The Bell Ringer
May 11, 2009 · 8:00pm EST · Posted by Fujiyama Dojo
Fujiyama Dojo
P.O. Box 20003
Thorold, ON, Canada
L2V 5B3
(905) 680-6389
Shortly before Toyotomi Hideyoshi ordered all peasants to surrender their weapons to supposedly be used to help the construction of a huge statue of Buddha, a ronin came to a temple in search of a certain samurai who was currently living among the monks. The ronin asked several monks, and was directed to an older man, dressed in very modest clothes, who was ringing the temple's very heavy bell with a rickety wooden stick.

The ronin looked at the man and smiled arrogantly. "So, you are the famous Nakamune," he said. "You used to be a samurai. Now you are just a fat bell ringer."

The man bowed and smiled back, "Yes, My name is Nakamune. I have been told that you have been looking for me."

"It has been said you are very good with the sword. You studied many ryu and have learned much in your itinerant training. Your skills are renowned and I want to learn from you."

Nakamune shook his head slowly. "I cannot teach you," he said. "I do not teach swordsmanship anymore. See, I have learned many techniques with many weapons, but my first lesson was right here, in this temple and my teacher was the abbot. I realized that it was the first technique I learned, the hardest one I ever faced, and the one I profited the most from because it taught me patience and humility. I lost that for a while, but I realized it and then I came back here."

The ronin began to laugh. "You are a foolish old man now!" he said disrespectfully. "I thought you had much to teach me. But those who recommended you were wrong. You are nothing!"

"Then, you are free to go and seek your knowledge somewhere else.", said Nakamune.

The ronin seemed ready to leave, but instead the tone of his voice rose as he said; "So, you came here to practice the first technique you ever learned and all you do is ring that stupid bell with a stick," he said sarcastically. "You do not even do it right! ... And worse yet, you do not carry a sword."

Nakamune shrugged and pointed towards the road. "You should be on your way now, my friend. What I know I cannot teach you. My best technique is my first technique and that would not please you."

The ronin looked at him with defiance and shouted; "Of course it would not please me to practice a beginner's technique again and again. That is ridiculous!"

"One should never leave the basics," replied Nakamune, hitting the enormous metal bell with his wood stick once more.

"You dare to give me advice!" screamed the ronin. "You have lost your soul. I should teach you a lesson and perhaps you will remember how to be a warrior!"

"I have not forgotten," said Nakamune. "You do not need to teach me a lesson."

But the ronin had already assumed a fighting stance, and charged at great speed with a loud kiai.

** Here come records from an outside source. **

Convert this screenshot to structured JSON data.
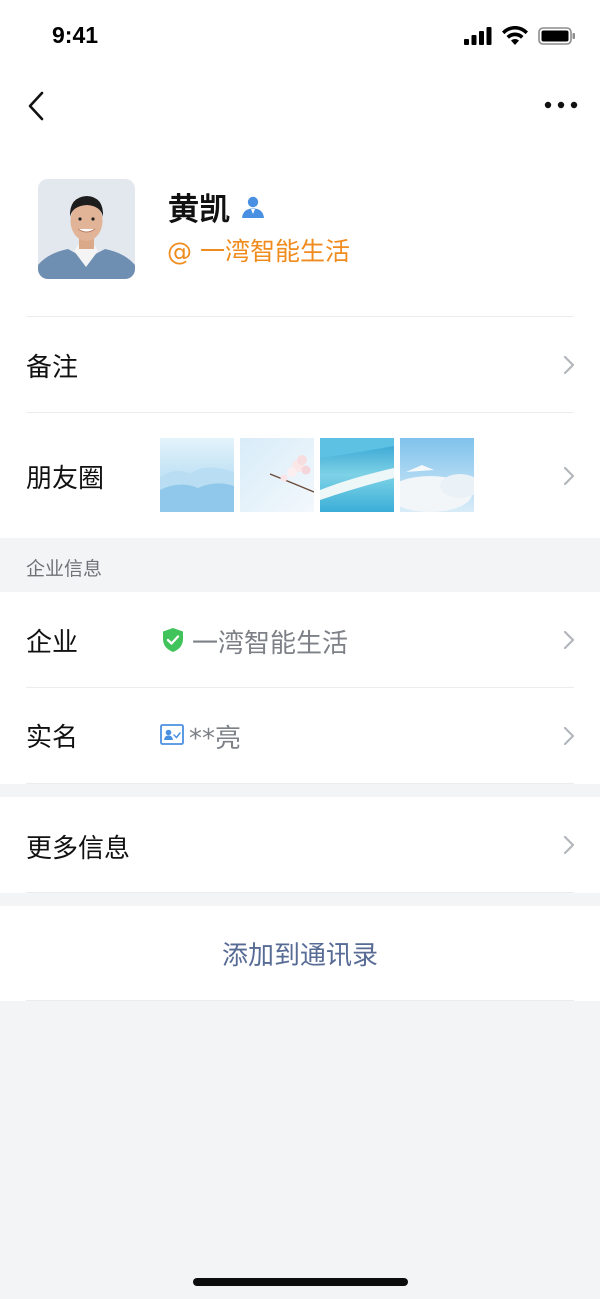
{
  "status_bar": {
    "time": "9:41"
  },
  "profile": {
    "name": "黄凯",
    "company_tag": "@ 一湾智能生活"
  },
  "rows": {
    "remark_label": "备注",
    "moments_label": "朋友圈"
  },
  "section": {
    "enterprise_info_header": "企业信息"
  },
  "enterprise": {
    "company_label": "企业",
    "company_value": "一湾智能生活",
    "realname_label": "实名",
    "realname_value": "**亮"
  },
  "more": {
    "more_info_label": "更多信息"
  },
  "actions": {
    "add_to_contacts": "添加到通讯录"
  },
  "colors": {
    "accent_orange": "#f08c1e",
    "link_blue": "#576b95",
    "shield_green": "#3fc35a",
    "contact_icon_blue": "#4a90e2"
  },
  "icons": [
    "back-arrow-icon",
    "more-dots-icon",
    "signal-icon",
    "wifi-icon",
    "battery-icon",
    "contact-person-icon",
    "chevron-right-icon",
    "verified-shield-icon",
    "id-card-icon"
  ]
}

However, just as he took a few steps towards Nakamune, he found his sword flying from his grip, and he fell to the ground; his hands numb with pain. He looked up and saw Nakamune's smiling face and outstretched hand. In his other, he held the wood stick.

The ronin got up. His eyes showed no more arrogance. "I am sorry for my foolishness," he apologized. "Would you, please, teach me?"

Nakamune shook his head. "I cannot," he replied. "You must train your spirit first. Then, perhaps."

"I will return", said the ronin before leaving, "and I hope you will accept me then... But I would like to ask you something. What was the first technique you were taught?"

Nakamune smiled again and calmly answered, "Bell ringing with a wood stick."

The ronin began to laugh out loud and so did Nakamune. The ronin was still laughing as he walked away, and Nakamune rang the temple's bell again and again with his wooden stick.

The temple's bell never sounded better.